The answer is simple. Mueller has excellent sidewalks, great bike infrastructure, and terrible bus service. Route 37, the only Capital Metro bus line serving Mueller's core, runs every 30 minutes during peak hours and every 60 minutes on weekends. Miss the bus, and you're waiting half an hour. Try to commute downtown by transit from Mueller and you're looking at a 45-minute ride for a trip that takes 12 minutes by car.
The result is predictable: people drive. And then they need parking. And then developers build parking garages. And then the neighborhood that was designed around walking, biking, and transit becomes another car-dependent place with a pleasant facade.
Capital Metro's 2027 service plan proposes increasing Route 37 frequency to every 15 minutes during peak hours — a meaningful improvement. But it doesn't address the fundamental problem: Mueller has 14,000 residents and growing, anchored by Dell Children's Medical Center, ACC, and the Thinkery, and it's served by a single bus route that doesn't connect to the MetroRail station at Crestview without a transfer.
Compare this to the Domain, which has three bus routes, a direct MetroRail connection, and a planned light rail extension. Mueller has better urban design than the Domain in every other respect — more walkable, more mixed-income, more park space. But the Domain invested in transit connectivity while Mueller relied on a bus network designed for a neighborhood that didn't exist yet.

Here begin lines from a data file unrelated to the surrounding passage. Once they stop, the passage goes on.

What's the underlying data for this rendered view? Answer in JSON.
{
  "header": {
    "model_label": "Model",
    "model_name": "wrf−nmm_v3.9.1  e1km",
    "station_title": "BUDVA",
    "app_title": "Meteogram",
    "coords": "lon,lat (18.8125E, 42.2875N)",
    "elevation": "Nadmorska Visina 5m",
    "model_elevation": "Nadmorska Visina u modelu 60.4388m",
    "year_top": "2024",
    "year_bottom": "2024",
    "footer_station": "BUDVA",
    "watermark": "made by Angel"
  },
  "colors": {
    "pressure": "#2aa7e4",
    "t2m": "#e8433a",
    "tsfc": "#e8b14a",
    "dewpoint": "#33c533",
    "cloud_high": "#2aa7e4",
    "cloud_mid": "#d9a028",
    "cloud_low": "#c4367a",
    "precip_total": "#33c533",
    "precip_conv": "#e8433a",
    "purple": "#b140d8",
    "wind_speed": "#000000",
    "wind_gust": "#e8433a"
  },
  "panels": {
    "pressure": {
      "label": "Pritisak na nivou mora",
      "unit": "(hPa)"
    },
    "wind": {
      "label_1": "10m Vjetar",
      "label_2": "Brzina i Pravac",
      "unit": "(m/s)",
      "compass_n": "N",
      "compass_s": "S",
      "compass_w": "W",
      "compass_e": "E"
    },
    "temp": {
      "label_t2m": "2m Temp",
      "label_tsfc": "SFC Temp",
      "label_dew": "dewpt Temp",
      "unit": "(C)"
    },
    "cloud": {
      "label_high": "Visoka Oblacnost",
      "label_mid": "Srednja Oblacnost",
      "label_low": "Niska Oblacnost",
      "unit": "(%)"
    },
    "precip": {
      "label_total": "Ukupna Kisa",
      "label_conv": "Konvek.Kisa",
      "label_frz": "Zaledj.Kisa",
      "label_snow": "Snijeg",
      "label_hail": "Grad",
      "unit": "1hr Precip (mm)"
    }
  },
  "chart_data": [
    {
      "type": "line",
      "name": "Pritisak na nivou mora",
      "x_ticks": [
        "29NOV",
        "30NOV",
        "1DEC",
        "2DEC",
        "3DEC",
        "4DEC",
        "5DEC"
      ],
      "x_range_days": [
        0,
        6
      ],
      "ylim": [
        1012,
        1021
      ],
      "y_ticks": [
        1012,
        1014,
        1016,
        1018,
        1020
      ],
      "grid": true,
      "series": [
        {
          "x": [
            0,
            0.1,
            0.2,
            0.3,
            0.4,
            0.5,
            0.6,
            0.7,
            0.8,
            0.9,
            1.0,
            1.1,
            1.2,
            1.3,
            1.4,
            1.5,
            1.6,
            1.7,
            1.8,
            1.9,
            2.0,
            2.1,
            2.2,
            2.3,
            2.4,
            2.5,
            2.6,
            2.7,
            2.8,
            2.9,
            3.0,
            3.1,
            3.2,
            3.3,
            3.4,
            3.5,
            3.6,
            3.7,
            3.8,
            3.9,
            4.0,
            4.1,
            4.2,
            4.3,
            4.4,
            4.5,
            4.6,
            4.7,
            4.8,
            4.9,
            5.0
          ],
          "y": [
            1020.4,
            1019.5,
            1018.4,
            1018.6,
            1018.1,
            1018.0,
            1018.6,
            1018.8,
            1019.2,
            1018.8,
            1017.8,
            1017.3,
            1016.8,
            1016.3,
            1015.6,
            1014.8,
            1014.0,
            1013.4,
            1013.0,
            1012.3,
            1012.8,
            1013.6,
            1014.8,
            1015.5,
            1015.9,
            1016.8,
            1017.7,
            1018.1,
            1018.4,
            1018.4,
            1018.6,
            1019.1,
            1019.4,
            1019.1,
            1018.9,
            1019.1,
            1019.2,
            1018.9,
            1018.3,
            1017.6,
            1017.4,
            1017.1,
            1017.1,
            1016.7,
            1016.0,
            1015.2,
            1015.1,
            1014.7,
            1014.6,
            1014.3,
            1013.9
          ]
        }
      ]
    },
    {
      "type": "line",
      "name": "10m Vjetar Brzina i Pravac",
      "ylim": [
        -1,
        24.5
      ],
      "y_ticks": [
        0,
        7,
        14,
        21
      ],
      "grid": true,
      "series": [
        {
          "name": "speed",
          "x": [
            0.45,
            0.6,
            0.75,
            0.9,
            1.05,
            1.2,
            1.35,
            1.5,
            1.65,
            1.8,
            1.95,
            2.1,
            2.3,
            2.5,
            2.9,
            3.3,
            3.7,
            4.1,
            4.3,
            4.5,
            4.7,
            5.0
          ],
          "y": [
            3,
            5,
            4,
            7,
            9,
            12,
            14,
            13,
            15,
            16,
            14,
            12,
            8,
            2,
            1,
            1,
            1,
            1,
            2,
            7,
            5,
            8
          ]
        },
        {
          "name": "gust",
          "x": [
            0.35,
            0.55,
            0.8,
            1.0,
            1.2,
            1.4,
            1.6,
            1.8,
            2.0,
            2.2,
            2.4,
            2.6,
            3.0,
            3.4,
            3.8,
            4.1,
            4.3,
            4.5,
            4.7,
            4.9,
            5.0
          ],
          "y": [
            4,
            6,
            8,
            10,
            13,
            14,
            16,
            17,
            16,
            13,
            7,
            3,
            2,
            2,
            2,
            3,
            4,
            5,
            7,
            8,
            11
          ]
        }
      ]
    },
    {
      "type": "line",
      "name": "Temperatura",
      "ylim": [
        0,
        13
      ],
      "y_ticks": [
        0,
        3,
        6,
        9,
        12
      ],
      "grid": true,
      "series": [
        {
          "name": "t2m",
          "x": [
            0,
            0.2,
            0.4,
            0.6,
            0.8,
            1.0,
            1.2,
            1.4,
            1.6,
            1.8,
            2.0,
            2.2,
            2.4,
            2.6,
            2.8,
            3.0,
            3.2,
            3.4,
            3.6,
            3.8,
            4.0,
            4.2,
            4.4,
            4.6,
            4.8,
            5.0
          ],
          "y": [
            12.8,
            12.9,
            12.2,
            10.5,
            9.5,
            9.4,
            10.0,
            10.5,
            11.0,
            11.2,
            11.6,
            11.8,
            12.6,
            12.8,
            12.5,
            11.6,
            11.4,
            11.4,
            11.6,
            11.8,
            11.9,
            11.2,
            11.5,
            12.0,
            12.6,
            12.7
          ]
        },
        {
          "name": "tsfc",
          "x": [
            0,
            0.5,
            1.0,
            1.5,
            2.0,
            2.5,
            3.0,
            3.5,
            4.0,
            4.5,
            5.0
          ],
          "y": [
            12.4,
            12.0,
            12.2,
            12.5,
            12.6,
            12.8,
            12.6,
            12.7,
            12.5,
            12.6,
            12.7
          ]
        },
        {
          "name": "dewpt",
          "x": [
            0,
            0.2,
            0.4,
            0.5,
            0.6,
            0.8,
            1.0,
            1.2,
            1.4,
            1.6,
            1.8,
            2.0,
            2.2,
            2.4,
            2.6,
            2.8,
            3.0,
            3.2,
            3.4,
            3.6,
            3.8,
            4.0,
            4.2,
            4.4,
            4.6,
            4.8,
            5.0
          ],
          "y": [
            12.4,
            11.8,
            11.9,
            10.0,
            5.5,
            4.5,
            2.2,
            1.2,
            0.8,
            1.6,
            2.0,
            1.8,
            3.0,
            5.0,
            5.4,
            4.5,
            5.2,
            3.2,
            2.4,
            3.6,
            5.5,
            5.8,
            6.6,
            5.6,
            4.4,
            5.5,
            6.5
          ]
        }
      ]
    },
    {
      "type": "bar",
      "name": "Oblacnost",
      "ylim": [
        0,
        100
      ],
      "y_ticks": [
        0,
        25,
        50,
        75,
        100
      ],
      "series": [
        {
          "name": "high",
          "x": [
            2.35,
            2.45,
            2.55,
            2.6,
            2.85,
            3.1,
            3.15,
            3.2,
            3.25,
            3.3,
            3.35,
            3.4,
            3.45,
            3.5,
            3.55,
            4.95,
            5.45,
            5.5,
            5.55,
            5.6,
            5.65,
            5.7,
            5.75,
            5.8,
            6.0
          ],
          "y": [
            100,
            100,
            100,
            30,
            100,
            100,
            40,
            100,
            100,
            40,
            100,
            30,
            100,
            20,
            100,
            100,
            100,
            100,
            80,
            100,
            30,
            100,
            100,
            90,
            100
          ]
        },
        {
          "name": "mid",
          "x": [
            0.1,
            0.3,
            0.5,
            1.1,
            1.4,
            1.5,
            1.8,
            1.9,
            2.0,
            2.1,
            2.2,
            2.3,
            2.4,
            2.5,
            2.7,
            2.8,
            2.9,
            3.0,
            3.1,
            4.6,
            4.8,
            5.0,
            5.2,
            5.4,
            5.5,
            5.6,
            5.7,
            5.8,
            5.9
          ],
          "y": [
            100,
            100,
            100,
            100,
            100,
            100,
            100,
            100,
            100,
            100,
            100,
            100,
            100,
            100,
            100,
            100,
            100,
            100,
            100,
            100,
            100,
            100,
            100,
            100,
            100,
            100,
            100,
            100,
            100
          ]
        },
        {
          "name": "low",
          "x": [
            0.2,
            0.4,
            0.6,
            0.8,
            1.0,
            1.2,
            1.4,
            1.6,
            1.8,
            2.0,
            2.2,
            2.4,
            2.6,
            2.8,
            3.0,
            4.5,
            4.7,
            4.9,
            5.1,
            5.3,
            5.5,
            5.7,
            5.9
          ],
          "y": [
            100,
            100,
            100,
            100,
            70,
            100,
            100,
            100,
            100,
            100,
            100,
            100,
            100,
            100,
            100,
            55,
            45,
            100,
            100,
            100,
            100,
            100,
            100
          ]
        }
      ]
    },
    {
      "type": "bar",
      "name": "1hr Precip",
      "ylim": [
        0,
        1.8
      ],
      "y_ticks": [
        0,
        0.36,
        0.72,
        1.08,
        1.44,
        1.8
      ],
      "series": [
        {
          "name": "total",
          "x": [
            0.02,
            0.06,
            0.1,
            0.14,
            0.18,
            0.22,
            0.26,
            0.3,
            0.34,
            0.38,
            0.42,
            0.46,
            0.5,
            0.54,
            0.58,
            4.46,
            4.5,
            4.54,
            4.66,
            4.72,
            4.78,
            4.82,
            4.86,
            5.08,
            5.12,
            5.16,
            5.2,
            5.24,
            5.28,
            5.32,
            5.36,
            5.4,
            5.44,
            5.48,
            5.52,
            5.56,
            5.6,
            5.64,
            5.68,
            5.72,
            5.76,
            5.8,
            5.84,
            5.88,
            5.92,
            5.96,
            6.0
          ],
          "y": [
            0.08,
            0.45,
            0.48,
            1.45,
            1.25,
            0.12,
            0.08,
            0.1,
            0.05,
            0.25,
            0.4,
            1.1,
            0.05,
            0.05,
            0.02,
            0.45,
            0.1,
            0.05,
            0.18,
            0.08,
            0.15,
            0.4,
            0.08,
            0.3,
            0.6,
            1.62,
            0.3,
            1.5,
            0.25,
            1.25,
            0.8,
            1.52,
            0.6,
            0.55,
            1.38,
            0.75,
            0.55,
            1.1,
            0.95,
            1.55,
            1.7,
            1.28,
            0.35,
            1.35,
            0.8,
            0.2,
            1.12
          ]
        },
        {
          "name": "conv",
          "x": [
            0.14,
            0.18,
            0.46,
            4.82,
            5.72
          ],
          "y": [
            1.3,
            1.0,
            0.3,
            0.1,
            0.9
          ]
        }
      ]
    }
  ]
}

The fix isn't complicated, though it requires political will. Mueller needs a direct bus connection to the Crestview MetroRail station, 2.5 miles away. This single route — running every 15 minutes — would give Mueller residents a one-seat ride to downtown, UT, and the airport via MetroRail. Capital Metro has studied this connection twice and shelved it both times, citing ridership projections based on a neighborhood that was half its current size.
Those projections are outdated. Mueller has doubled in population since the last study. And with 1,200 more units planned along Barbara Jordan Boulevard, the ridership math only gets better.
The next time a developer proposes a 240-space parking garage in Mueller, ask this: would we need all those spaces if people had a real alternative to driving? The answer is no. And the cost of that garage — typically $30,000-$50,000 per space — would fund a decade of enhanced bus service.
Mueller was designed as a model for what Austin could be. It's time the transit system caught up with the urbanism.